Within hours of the first customers receiving their iPhone 4 June 24, the first day of general release, reports began to emerge of a technical issue: touching the device’s metal antenna band, which runs along the outer rim, seemed to reduce certain users’ reception to zero. Limited in-office tests by eWEEK were able to consistently replicate the phenomenon, and tech blogs such as Gizmodo quickly began posting video of users touching the smartphone’s rim and making its on-screen reception bars disappear.
Apple’s corporate site posted three job postings for antenna engineers on June 23; openings for related positions, such as iPhone OTA Wireless Systems Engineer, have appeared during the same timeframe.
According to the Apple job posting, an iPhone antenna engineer must “define and implement antenna system architecture to optimize the radiation performance for wireless portable devices.” The company is looking for engineers with “strong problem solving skills,” and prefers those with a doctorate.
Despite those job postings’ appearance on the Apple Website a full 24 hours before reports of iPhone 4 reception issues, numerous tech blogs and online pundits have been trying to draw a connection between Apple’s need for antenna engineers and those reports.
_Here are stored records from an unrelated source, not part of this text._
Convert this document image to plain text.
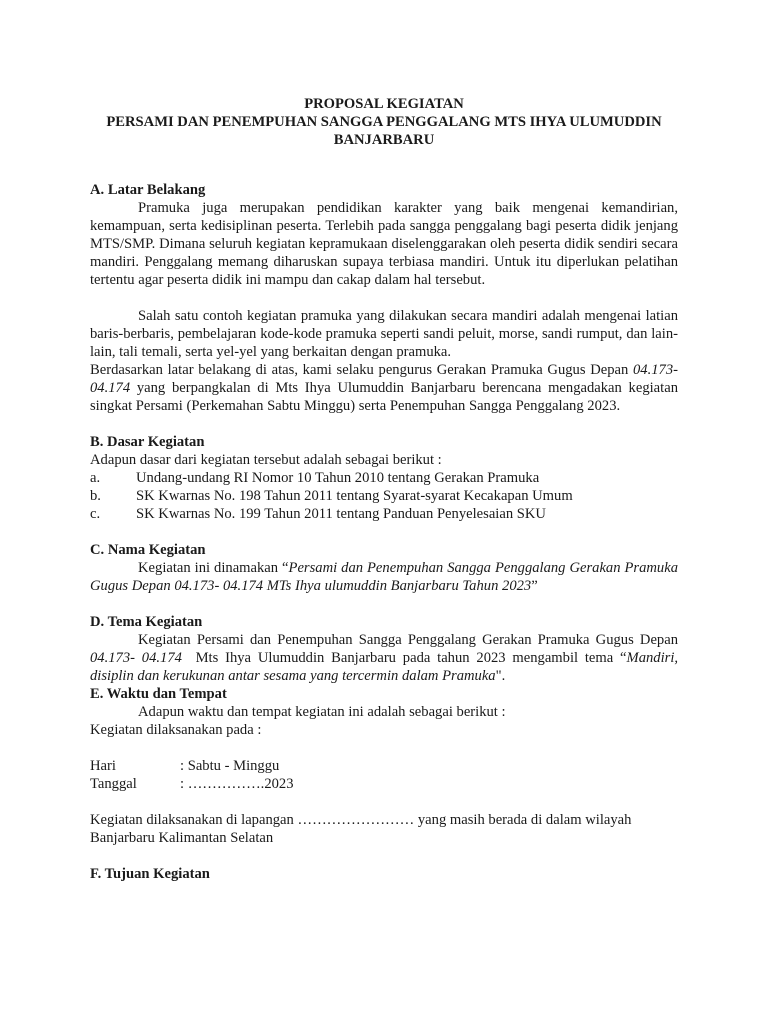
PROPOSAL KEGIATAN
PERSAMI DAN PENEMPUHAN SANGGA PENGGALANG MTS IHYA ULUMUDDIN
BANJARBARU
A. Latar Belakang

Pramuka juga merupakan pendidikan karakter yang baik mengenai kemandirian, kemampuan, serta kedisiplinan peserta. Terlebih pada sangga penggalang bagi peserta didik jenjang MTS/SMP. Dimana seluruh kegiatan kepramukaan diselenggarakan oleh peserta didik sendiri secara mandiri. Penggalang memang diharuskan supaya terbiasa mandiri. Untuk itu diperlukan pelatihan tertentu agar peserta didik ini mampu dan cakap dalam hal tersebut.

Salah satu contoh kegiatan pramuka yang dilakukan secara mandiri adalah mengenai latian baris-berbaris, pembelajaran kode-kode pramuka seperti sandi peluit, morse, sandi rumput, dan lain-lain, tali temali, serta yel-yel yang berkaitan dengan pramuka.

Berdasarkan latar belakang di atas, kami selaku pengurus Gerakan Pramuka Gugus Depan 04.173- 04.174 yang berpangkalan di Mts Ihya Ulumuddin Banjarbaru berencana mengadakan kegiatan singkat Persami (Perkemahan Sabtu Minggu) serta Penempuhan Sangga Penggalang 2023.

B. Dasar Kegiatan

Adapun dasar dari kegiatan tersebut adalah sebagai berikut :

a.	Undang-undang RI Nomor 10 Tahun 2010 tentang Gerakan Pramuka
b.	SK Kwarnas No. 198 Tahun 2011 tentang Syarat-syarat Kecakapan Umum
c.	SK Kwarnas No. 199 Tahun 2011 tentang Panduan Penyelesaian SKU
C. Nama Kegiatan

Kegiatan ini dinamakan “Persami dan Penempuhan Sangga Penggalang Gerakan Pramuka Gugus Depan 04.173- 04.174 MTs Ihya ulumuddin Banjarbaru Tahun 2023”

D. Tema Kegiatan

Kegiatan Persami dan Penempuhan Sangga Penggalang Gerakan Pramuka Gugus Depan 04.173- 04.174  Mts Ihya Ulumuddin Banjarbaru pada tahun 2023 mengambil tema “Mandiri, disiplin dan kerukunan antar sesama yang tercermin dalam Pramuka".

E. Waktu dan Tempat

Adapun waktu dan tempat kegiatan ini adalah sebagai berikut :

Kegiatan dilaksanakan pada :

Hari	: Sabtu - Minggu
Tanggal	: …………….2023

Kegiatan dilaksanakan di lapangan …………………… yang masih berada di dalam wilayah Banjarbaru Kalimantan Selatan

F. Tujuan Kegiatan
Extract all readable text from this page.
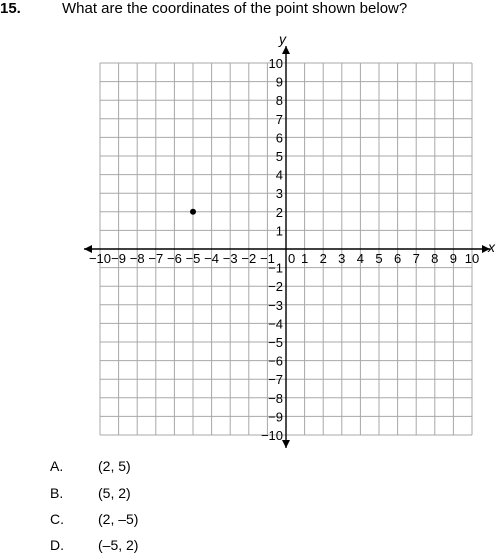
15.	What are the coordinates of the point shown below?
x
y
−10 −9 −8 −7 −6 −5 −4 −3 −2 −1 0 1 2 3 4 5 6 7 8 9 10
−10
−9
−8
−7
−6
−5
−4
−3
−2
−1
1
2
3
4
5
6
7
8
9
10
A. (2, 5)
B. (5, 2)
C. (2, –5)
D. (–5, 2)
Why hire those workers, they ask, if not to address what threatens to turn into a public-relations fiasco for Apple?
But Apple has started insisting that the problem is software-related, not hardware.
“Upon investigation, we were stunned to find that the formula we use to calculate how many bars of signal strength to display is totally wrong,” Apple wrote in a July 2 statement posted on its corporate Website. “Our formula, in many instances, mistakenly displays 2 more bars than it should for a given signal strength.” In the company’s offered example, that means an iPhone is liable to display four bars’ worth of signal strength when it should be displaying as few as two bars.
Apple’s statement then focused on the recent iPhone 4 issues: “Users observing a drop of several bars when they grip their iPhone in a certain way are most likely in an area with weak signal strength, but they don’t know it because we are erroneously displaying 4 or 5 bars.” The bar-drop, then, is “because their high bars were never real in the first place.”
Apple plans on issuing a software update within “a few weeks” that will correct the supposedly erroneous formula. “The real signal strength remains the same, but the iPhone’s bars will report it far more accurately, providing users a much better indication of the reception they will get in a given area.” The update will also be somewhat cosmetic, with taller bars.
The iPhone 4 enjoyed sales of 1.7 million units during its first three days of release, but subsequent issues have threatened to tarnish that success. In addition to the reports of bad reception, massive customer demand led to a meltdown of Apple’s and AT&T’s ordering systems on the iPhone 4’s first day of presales, and preorder shipment dates have been pushed back to July 14.
“While the channel supply issue might not impact total iPhone sales for the entire year, what is happening now certainly has done some damage to the Apple brand,” Tina Tend, an analyst with iSuppli, wrote in a June 29 research note. “Consumers, questioning Apple’s supply chain management capability, have started looking for alternate devices. In particular, customers not satisfied with Apple’s response to the antenna issue causing poor reception and dropped calls.”
Nonetheless, iSuppli predicts that iPhone 4 shipments in 2010 of 21.7 million units, or 51 percent of total iPhone shipments for the year. Apple’s own top-line forecast predicts overall iPhone shipments of 42.6 million units in 2010, followed by 53.5 million units in 2011, and 77.5 million units by 2014. Perhaps those engineers have been hired to tweak subsequent versions of the iPhone, and spare those future customers any reception problems.